Yes, we set aside one day a year to celebrate veterans…but to me, the real way to celebrate is by working every day to support our veterans because sometimes the job of coming home can be extremely difficult. Many of our veterans, particularly in the last decade have seen things some of us can never imagine, and each is looking for something different when they leave service. Each has committed their time to a good that is higher than them and they are entitled to use their earned benefits of that to their fullest. Many want to return to civilian life as effectively as possible—in fact, 25% of veterans have a job lined up before their discharge date, while another 48% of veterans start job hunting right away.
What qualities and marketable skills do veterans uniquely bring to an employer? Veterans have life experience and gained perspective civilians will never possess. When feeling pressure, it is not uncommon for me to gain perspective by thinking of my brother. Everyday he went to work, he had a real risk of not coming home… I’m probably going to survive whatever is happening to me today. Veterans learn how to work under this unique pressure and they have to decide what matters and doesn’t matter in a crisis. Life or death. They are taught shortcuts to understand people and how to work together toward a common, high-stakes goal.

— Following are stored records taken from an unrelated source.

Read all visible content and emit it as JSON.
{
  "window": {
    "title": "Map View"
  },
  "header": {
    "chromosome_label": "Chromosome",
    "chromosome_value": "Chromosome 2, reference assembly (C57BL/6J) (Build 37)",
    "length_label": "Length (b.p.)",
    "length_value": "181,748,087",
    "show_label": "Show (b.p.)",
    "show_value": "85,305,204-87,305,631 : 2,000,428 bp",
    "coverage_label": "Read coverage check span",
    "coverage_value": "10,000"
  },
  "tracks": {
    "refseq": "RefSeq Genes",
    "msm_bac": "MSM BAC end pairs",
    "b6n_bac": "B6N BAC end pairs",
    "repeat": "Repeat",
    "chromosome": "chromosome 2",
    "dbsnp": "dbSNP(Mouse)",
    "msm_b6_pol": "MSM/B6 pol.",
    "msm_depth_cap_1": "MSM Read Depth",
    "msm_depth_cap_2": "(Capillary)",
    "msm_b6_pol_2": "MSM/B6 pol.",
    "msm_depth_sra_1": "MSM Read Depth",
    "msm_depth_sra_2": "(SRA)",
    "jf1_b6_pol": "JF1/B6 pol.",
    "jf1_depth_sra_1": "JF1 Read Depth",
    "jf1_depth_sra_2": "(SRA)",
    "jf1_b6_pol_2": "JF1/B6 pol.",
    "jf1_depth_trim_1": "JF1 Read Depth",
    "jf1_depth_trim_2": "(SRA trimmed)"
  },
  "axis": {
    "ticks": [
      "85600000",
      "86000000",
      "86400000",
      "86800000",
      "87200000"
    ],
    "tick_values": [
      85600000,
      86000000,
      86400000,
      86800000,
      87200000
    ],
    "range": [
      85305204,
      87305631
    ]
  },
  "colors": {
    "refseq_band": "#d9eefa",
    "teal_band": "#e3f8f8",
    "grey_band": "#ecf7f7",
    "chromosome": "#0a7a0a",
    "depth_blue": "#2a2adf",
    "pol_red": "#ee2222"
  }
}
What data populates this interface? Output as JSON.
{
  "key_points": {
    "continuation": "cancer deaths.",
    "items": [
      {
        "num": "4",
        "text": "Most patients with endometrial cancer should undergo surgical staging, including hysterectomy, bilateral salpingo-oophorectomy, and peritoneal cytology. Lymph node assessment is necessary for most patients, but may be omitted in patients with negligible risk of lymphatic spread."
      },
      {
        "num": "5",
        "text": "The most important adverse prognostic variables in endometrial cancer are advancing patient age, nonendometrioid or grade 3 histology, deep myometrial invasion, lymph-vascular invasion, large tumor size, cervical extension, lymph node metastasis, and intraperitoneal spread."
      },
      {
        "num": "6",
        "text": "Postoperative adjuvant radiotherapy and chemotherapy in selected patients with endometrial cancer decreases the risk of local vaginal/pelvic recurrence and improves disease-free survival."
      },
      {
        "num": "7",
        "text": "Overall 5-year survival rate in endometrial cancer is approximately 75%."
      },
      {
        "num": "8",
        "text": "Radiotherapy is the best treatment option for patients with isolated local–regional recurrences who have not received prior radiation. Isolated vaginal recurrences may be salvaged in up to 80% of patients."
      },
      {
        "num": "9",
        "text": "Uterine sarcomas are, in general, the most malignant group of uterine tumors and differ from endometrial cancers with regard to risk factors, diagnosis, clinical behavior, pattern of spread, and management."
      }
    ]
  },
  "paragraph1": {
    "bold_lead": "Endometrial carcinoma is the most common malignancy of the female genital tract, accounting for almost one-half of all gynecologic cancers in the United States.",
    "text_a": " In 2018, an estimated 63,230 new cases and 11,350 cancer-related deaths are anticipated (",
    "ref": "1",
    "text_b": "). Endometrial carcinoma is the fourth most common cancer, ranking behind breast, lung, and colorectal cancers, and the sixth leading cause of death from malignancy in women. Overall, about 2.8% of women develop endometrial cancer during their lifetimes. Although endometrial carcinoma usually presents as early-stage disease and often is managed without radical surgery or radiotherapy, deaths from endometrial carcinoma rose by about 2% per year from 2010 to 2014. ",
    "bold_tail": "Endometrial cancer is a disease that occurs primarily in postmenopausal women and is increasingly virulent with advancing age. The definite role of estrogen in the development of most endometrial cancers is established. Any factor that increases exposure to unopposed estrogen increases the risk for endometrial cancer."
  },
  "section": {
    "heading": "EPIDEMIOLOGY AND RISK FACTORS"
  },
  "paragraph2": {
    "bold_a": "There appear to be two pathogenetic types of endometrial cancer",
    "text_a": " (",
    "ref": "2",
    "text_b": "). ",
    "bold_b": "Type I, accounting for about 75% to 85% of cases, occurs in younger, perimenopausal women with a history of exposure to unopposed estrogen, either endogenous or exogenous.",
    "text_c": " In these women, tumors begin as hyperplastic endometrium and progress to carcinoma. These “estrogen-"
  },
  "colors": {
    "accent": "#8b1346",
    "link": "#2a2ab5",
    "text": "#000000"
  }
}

That’s not to say civilians can’t possess these skills, but many of us fortunately have not been as challenged to develop them. Veterans’ life experience position them to be exceptional leaders. But depending on their mode of service while enlisted, some may have to close a technical education gap to be on equal footing. And outside of technical ability, veterans may also fall victim to what is known as the network gap. While 55% of veterans want to pursue different careers than they had in the military, their personal and professional networks still make it more likely they will be employed in industries like defense and space, government administration, and aviation. That’s simply because they are more likely to know people already working in those industries.
Something I hear from many veterans is that they are worried they have lost time. That their service, whether it was two years or two decades, isn’t worth the same as two years of work experience as a civilian. But breaking into a new career field with the benefit of military experience is just about tying the very real and universal skills veterans possess to what is marketable in specific industries. That’s one of the things I know we do well at Eleven Fifty Academy. Whether our veteran students want to become web designers, write phone apps, manage tech projects, or defend systems from cyberattack, we work to help them understand how all their skills and personality traits align with their learning goals and career needs. And we do it through a curriculum that prepares students for high-paying jobs where they can start climbing the ladder in 4-5 months, not 4-5 years.
Because, again, veterans already worry they have lost time. They don’t want to lose any more of it. And if they are anything like me, many veterans see the life they live after military service as still being committed to something higher than themselves. Veterans have a duty to come back from service and live their lives to the fullest, chasing every dream they fought for. And the country they defended has a responsibility in turn, to create programs that enable veterans to enjoy their families, do the things they love, and be who they want to be. At least at Eleven Fifty Academy, I’m proud we are on the right track.